こんにちは、パオロ・マッツァリーノです。民主主義の欠点や限界をあげつらい、戦後の民主主義が日本をダメにしたみたいな批判をする政治家がめちゃくちゃカッコ悪いのは、自分も戦後民主主義の恩恵をたっぷり受けて育ったことを棚に上げているからだという話を以前にしました。
もちろん民主主義は完璧じゃないけど、これまでの歴史上、もっとも欠点が少ない政治体制ではありますし、なにより優れた点がひとつあることを忘れちゃいけません。それは、政治家(為政者)を尊敬しなくてもいいということ。
政治家がヘンな政策をぶち上げたり不正をはたらいたりしたら、遠慮なく批判や諷刺、嘲笑の対象にできる。王様は裸だ、といっても投獄されたり殺されたりしない。それが民主主義の特徴です。
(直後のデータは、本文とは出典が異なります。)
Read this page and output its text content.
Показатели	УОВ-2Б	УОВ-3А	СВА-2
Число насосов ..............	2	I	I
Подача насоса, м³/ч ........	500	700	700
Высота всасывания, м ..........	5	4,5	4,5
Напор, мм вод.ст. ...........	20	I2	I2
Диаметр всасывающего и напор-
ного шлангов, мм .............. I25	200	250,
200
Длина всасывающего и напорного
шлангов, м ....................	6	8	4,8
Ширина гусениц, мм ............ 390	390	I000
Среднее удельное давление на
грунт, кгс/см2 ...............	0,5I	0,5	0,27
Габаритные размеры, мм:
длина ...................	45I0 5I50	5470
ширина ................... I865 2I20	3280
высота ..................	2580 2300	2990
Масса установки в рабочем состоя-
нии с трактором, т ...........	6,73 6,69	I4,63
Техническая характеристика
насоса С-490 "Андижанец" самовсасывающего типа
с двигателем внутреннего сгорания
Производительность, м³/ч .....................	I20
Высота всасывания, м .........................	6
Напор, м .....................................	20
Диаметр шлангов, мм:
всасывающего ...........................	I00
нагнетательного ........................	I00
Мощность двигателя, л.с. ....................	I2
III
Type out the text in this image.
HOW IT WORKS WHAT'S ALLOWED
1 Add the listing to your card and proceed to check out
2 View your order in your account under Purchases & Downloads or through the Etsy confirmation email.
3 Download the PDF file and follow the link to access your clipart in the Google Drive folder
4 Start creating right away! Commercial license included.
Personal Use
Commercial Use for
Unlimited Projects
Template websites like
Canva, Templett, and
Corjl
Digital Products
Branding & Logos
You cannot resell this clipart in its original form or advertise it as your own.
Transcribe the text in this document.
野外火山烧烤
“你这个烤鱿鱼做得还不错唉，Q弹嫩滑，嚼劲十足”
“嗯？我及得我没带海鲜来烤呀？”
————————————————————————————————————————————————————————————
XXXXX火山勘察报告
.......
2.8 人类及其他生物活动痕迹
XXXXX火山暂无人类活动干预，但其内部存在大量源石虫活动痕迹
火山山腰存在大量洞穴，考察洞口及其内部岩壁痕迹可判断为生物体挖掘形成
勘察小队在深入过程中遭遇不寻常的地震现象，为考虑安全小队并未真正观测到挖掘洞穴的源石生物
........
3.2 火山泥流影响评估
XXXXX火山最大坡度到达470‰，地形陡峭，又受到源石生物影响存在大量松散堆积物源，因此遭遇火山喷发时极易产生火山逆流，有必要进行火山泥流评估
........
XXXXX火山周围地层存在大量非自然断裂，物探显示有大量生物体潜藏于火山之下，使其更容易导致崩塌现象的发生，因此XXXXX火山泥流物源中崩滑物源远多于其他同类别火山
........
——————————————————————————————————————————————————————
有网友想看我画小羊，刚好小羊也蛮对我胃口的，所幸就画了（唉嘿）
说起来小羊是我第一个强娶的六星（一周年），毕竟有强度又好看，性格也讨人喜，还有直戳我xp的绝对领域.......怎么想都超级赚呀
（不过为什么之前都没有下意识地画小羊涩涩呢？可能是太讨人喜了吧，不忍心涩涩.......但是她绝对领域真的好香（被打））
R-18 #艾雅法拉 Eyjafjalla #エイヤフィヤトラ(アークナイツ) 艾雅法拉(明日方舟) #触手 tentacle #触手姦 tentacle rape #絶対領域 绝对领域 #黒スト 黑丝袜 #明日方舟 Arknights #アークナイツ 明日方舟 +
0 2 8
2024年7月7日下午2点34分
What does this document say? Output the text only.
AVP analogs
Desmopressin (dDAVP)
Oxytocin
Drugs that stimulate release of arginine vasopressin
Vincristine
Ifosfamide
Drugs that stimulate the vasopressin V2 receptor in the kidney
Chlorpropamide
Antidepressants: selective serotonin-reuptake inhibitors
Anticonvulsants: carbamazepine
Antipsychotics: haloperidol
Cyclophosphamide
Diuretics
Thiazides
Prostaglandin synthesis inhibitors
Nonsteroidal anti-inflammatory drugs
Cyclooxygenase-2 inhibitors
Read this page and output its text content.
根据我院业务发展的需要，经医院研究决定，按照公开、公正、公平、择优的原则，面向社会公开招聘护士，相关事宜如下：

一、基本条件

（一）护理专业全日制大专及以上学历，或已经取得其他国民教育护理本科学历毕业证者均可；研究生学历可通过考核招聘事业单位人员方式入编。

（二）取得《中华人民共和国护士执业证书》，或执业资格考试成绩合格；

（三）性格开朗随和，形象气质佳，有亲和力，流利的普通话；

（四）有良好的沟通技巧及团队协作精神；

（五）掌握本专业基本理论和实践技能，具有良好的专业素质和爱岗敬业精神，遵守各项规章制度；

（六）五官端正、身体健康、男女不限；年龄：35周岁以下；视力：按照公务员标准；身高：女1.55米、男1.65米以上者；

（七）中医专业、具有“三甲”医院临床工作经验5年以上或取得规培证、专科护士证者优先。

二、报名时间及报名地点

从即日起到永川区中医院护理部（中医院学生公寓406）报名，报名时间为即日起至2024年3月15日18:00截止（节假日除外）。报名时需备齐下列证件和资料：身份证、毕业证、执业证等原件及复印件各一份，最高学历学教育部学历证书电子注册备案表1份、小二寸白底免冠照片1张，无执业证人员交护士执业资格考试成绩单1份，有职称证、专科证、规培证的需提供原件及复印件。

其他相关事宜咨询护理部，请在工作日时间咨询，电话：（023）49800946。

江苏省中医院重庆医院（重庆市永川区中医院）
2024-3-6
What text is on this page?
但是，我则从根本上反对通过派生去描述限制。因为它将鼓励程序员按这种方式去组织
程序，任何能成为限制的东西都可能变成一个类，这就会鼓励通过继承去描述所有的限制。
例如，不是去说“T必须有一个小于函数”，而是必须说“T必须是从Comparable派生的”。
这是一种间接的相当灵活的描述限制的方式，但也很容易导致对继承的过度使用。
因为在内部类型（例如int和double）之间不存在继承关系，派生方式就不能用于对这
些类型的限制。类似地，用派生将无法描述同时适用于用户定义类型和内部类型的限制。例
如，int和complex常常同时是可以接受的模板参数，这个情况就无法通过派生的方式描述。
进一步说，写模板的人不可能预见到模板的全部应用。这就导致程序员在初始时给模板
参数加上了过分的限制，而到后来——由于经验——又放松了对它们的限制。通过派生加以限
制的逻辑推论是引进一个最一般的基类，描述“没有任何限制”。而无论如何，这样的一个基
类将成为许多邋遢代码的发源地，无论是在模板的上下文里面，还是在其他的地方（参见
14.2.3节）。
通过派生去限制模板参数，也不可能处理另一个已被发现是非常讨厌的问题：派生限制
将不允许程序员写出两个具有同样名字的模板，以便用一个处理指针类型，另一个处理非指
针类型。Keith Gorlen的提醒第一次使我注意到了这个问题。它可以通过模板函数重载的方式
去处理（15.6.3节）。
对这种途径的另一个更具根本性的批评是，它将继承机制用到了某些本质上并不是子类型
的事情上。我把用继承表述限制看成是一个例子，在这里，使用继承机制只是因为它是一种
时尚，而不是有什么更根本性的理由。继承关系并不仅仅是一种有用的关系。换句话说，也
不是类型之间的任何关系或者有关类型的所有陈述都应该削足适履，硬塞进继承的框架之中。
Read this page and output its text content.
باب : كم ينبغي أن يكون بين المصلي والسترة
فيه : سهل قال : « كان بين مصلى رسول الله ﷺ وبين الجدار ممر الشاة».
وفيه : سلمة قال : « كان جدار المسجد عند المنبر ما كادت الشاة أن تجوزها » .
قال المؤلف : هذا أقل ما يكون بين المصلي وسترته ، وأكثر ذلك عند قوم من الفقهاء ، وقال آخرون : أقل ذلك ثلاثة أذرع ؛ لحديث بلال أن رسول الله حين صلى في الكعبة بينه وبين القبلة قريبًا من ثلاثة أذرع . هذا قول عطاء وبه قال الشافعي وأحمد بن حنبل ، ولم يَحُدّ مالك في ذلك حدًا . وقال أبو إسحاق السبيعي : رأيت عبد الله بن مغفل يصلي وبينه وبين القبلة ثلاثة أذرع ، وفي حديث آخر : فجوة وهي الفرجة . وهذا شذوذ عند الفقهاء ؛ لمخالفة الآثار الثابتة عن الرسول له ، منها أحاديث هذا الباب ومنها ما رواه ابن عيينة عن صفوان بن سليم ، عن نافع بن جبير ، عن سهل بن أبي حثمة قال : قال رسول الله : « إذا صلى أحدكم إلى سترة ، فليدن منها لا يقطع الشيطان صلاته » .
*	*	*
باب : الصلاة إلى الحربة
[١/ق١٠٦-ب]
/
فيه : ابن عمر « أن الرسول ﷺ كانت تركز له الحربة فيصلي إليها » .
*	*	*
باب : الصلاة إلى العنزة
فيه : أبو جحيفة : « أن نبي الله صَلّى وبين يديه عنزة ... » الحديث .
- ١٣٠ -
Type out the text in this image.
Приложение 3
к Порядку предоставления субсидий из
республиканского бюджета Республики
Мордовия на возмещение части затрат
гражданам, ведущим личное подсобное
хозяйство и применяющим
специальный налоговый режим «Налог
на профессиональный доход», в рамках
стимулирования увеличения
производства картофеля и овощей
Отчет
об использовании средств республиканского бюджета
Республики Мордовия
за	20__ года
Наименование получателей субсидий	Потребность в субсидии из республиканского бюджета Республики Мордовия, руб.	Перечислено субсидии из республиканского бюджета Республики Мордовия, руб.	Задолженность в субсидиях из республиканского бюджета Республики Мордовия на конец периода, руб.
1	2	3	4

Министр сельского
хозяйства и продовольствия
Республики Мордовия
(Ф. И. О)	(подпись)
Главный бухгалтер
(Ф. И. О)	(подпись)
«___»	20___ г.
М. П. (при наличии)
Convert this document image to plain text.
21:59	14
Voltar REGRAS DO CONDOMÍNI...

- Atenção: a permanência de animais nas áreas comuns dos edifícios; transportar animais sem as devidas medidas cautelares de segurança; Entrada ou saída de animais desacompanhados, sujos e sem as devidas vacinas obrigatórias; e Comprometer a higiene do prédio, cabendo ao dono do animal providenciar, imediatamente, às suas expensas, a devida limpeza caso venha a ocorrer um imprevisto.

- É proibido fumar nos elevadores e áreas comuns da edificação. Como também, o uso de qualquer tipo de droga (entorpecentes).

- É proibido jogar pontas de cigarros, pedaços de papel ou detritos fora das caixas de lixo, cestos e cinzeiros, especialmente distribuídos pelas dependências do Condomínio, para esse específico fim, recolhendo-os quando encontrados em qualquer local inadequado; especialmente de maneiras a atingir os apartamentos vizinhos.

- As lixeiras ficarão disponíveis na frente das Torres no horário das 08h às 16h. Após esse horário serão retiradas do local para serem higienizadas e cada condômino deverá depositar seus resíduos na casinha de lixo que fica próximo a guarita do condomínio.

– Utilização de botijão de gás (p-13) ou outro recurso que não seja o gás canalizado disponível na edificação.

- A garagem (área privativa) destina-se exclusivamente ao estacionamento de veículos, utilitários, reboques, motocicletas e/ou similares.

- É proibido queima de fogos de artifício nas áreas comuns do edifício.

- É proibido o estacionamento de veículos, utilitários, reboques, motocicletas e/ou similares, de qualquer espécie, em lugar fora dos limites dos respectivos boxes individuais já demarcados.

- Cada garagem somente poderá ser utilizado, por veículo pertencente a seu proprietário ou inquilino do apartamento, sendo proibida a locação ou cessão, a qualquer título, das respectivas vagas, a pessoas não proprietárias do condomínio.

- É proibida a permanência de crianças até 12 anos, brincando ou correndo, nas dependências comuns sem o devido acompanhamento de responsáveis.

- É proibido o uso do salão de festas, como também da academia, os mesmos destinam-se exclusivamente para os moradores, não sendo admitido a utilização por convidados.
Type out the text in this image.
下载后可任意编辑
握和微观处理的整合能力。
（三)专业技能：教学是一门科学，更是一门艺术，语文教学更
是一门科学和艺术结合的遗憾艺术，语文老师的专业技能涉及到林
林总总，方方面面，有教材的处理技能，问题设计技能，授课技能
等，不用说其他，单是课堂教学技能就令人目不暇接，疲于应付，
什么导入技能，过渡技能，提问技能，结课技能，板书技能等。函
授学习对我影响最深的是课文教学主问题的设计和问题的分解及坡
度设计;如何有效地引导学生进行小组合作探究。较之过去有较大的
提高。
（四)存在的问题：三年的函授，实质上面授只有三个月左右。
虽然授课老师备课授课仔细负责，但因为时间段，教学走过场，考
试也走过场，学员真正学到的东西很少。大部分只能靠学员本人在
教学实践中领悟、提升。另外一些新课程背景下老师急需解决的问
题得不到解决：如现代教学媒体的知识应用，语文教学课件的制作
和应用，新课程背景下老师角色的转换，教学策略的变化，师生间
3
なのにその最大のメリットを自ら放棄して、政治家をむやみやたらと尊敬したり、熱狂的な支持者となって政治批判をタブーにしようとする人たちがいます。自分の家族や友人でもないのに、政治家がからかわれると腹を立てる人たちってなんなんでしょうね。権威に服従することをこの上ない喜びとしてるなら、それはご自由ですが、他人にまでそれを強要しないでいただきたい。
ほめて伸びる政治家なんていません。政治家はエラい人と思うことが、民主主義を劣化させる第一歩です。政治家ほど誘惑の多い職業はありませんから、与党・野党を問わず、ほっとけば必ず腐ります。政治家の不正が発覚しなかった年が、これまでありましたか? たぶんないですよ。あのひとはいいひとだから、なんて例外はないんです。政治家に性善説は通用しません。
たいていの人間が「いいひと」でいられるのは、ただ単に、特権にアクセスできる権利を持ってないからにすぎません。人間は弱いもんです。特権に手が届くようになれば、いとも簡単にそれを手にして腐ります。
政治家には普通の人がアクセスできない数々の特権が用意されてます。特権というのは合法的なズルのことです。ズルのなかに法律が線を引いて、ここからこっちは合法とします、と決めてるだけ。だから特権と不正は紙一重。この線の向こう側にあるものは不正だとわかっていても、政治家は手を伸ばせば届きます。届くところにあるおいしいものには、手を出してしまうのが人間です。そして手を出したあと、これは不正じゃない、がんばった自分へのごほうびだ、みたいに正当化するのも、人間の業。自分はみんなのために尽くしているんだ。私は選挙で選ばれた人間なのだ。などなど、政治家には自分へのいいわけも種類豊富にラインナップされてます。
『会社苦いかしょっぱいか』に書きましたけど、昭和26年、国会議員の歳費と秘書給与が倍増されると、愛人を秘書にする議員が続出して、国会や議員宿舎が怪しい女だらけになりました。あまりの風紀の乱れに粛正決議案が提出される直前までいったというね、これコントじゃなくて現実なんですよ。新聞雑誌で報道されてますから。
むかしからそんなもんなんです。特権を付与された偉くない普通の弱い人間、それが政治家です。だからこそ、尊敬してはいけないんです。見守りが必要なのはこどもじゃなくて政治家です。政治家が本当に「いいひと」なら、「私は弱い人間なので、どうかみなさん、私が特権や不正に溺れて自分を見失わぬよう、見張っててください」と自分から頼むべきですし、あえてキビシイ目で見守るのが本物の支援者です。政治批判や政治諷刺は、政治家を腐らせないためのささやかな抵抗手段ですから、みなさん遠慮なくやっていいんです。政治家が不正をしてもヘリクツ並べてかばったり、見て見ぬふりしたりするのは、支援者でなく共犯者です。